The US will also be relieved of workforce losses that it has incurred due to related deaths since approximately all heart failure patients will possibly get assistance by using the drug. As a measure of initial attempt, MEVE has prior information from one of its friendly VC, the Starfish-based in Australia. MEVE is aware of NeuProtect’s potential breakthrough in not only neuro and cardio protect but also in modifying the same concept to developing the molecule that could reduce stroke-related damages by reducing blood flow blockages around the brain, thus reducing the intensity of tissue death that could lead to unending brain injury.

What should MedImmune Ventures do if it cannot find a US Investment Partner?

After MEVE’s Laufer ponders on the way forward concerning the potential companies’ perennial shortcomings in getting its hand in NeuProtect investment, the main problem emerges after an unsuccessful search to getting onboard a second investor from the US. Therefore, MEVE is left with four main options. First, it can abandon its prospects of getting involved in funding NeuProtect as a US-based business. This move will mean a forfeited opportunity, a decision that will eventually haunt MEVE in the future.

Second, MEVE may consider fragmenting the investment is two-fold with Starfish Ventures and become the only duo investors in the project. Thirdly, MEVE can decide together with the Starfish Ventures to solicit for a third investor VC from Australia. As its fourth preference, MEVE and Starfish Ventures may raise the first batch of $6 million and give room for a third funder that would emerge in the future from either US or Australia. Alternatively, it should ask Starfish Ventures to share equally the $9 million needed for the venture, thus forgetting about the third investor, in case it does not show up.

What should MedImmune Ventures do concerning NeuProtect?

Considering the accruing three-fold benefits of the NeuProtect venture, MEVE should consider investing in it. The medical breakthrough will save, prolong, and improve millions of lives of the US and Australian adults who have developed heart-related complications. Second, the drug will be bestseller due to its ready acceptance in the market. Hence, the investment move will generate substantial revenues for MEVE and its parent company.

Moreover, the drug breakthrough will add to MEVE’s reputation for unfathomable success in biotechnological ventures. The advantage here is that MEVE will benefit 45 cents on every dollar that will be invested. Besides, the experiments will be carried out in the US University Laboratory facilities. Hence, MEVE should consider assigning Starfish Ventures the managerial role while in Australia.

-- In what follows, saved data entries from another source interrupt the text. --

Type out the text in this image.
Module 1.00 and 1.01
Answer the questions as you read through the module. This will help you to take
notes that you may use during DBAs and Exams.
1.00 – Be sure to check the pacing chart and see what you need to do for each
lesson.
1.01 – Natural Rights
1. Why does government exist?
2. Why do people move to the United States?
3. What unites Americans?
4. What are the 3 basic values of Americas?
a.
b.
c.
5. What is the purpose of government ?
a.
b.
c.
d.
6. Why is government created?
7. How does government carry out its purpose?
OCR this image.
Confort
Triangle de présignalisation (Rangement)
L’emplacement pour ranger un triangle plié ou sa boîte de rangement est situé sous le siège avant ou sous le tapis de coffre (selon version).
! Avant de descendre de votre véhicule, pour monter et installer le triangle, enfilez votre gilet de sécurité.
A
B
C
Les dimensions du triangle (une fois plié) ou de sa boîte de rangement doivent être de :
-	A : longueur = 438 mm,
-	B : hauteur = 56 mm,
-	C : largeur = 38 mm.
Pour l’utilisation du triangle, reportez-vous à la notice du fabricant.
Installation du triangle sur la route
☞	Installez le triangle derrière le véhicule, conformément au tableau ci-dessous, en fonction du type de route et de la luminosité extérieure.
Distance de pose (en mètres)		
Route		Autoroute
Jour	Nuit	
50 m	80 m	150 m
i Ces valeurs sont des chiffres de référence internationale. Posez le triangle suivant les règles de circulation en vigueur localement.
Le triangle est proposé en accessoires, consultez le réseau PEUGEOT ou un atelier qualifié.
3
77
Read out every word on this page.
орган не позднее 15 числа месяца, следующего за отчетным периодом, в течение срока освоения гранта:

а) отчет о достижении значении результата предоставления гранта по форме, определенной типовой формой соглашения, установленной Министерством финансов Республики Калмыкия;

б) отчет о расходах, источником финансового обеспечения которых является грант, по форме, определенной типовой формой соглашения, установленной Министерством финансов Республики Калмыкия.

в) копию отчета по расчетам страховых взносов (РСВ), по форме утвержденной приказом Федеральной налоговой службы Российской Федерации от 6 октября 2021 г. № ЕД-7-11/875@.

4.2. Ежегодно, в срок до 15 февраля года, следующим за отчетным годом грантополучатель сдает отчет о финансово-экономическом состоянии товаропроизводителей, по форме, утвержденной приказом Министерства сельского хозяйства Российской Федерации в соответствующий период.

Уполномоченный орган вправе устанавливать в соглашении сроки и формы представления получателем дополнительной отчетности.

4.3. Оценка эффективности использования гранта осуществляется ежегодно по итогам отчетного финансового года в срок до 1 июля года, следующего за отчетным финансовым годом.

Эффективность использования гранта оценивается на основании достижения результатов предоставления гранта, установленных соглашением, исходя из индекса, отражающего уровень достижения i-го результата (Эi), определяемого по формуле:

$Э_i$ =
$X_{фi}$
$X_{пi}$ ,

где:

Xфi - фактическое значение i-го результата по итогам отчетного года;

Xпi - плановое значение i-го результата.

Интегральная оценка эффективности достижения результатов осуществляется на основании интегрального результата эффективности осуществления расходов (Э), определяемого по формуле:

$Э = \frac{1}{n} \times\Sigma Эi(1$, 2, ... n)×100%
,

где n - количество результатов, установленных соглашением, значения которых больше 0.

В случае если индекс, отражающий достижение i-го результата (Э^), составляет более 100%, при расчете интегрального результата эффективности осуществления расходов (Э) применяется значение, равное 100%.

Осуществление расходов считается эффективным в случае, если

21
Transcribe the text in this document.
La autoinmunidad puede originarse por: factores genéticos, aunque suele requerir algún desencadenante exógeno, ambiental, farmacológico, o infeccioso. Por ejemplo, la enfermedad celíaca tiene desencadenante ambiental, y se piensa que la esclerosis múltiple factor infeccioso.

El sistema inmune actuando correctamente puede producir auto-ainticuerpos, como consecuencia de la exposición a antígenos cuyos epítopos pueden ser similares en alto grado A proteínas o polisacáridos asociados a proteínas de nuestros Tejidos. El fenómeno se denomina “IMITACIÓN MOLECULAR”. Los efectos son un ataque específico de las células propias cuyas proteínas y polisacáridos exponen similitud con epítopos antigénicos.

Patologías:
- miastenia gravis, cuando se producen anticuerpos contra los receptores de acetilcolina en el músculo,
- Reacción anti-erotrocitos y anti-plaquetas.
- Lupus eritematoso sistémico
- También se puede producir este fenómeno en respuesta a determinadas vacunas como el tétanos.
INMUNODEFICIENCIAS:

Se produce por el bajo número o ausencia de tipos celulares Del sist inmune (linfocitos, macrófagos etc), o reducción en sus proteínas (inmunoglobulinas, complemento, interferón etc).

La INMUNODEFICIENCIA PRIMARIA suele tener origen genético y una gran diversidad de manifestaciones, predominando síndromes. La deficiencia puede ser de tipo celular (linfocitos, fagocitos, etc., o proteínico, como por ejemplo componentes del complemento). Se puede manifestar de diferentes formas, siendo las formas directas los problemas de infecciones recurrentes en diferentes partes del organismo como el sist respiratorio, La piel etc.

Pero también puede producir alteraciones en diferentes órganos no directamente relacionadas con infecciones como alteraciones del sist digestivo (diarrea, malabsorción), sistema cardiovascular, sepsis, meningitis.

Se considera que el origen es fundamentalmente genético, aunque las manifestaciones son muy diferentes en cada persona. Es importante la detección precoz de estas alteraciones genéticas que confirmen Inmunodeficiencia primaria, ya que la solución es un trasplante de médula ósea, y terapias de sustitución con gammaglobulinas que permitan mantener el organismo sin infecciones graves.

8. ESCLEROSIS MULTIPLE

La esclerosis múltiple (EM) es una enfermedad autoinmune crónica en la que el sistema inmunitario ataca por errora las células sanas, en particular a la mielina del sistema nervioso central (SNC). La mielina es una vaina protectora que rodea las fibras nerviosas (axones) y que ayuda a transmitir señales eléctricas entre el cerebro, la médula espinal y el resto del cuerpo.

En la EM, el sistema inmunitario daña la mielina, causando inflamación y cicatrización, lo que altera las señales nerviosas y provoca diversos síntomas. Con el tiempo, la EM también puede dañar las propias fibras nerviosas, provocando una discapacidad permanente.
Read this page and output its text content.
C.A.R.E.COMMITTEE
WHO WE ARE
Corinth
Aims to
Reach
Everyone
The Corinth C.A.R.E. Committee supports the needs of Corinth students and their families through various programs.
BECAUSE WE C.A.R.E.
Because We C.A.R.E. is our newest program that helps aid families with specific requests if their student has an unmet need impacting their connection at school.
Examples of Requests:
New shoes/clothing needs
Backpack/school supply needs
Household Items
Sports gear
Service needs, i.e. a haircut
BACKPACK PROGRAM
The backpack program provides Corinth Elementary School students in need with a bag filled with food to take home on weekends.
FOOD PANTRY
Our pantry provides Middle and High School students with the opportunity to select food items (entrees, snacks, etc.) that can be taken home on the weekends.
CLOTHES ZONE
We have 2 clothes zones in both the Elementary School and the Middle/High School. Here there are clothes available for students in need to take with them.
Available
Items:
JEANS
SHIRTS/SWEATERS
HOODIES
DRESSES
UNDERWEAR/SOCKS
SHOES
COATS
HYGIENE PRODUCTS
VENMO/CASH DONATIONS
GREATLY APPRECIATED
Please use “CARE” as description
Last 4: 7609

The current sophisticated high-tech interaction channels should solve the issue of communication and feedback. Afterward, MEVE will concentrate its efforts on overseeing drug development. Despite all the constricting uncertainty obstacles that inhibit MEVE to invest in the NeuProtect project, the value attached to this breakthrough is of immeasurable long-term inclination. Attaining the unmet basics of acquiring better therapy for suffering patients in the US should compel MEVE to consider making its lifetime risk to remedy the pandemic in the US.

Works Cited

Blair, Martin. MedImmune Ventures, 2013. London: Routledge.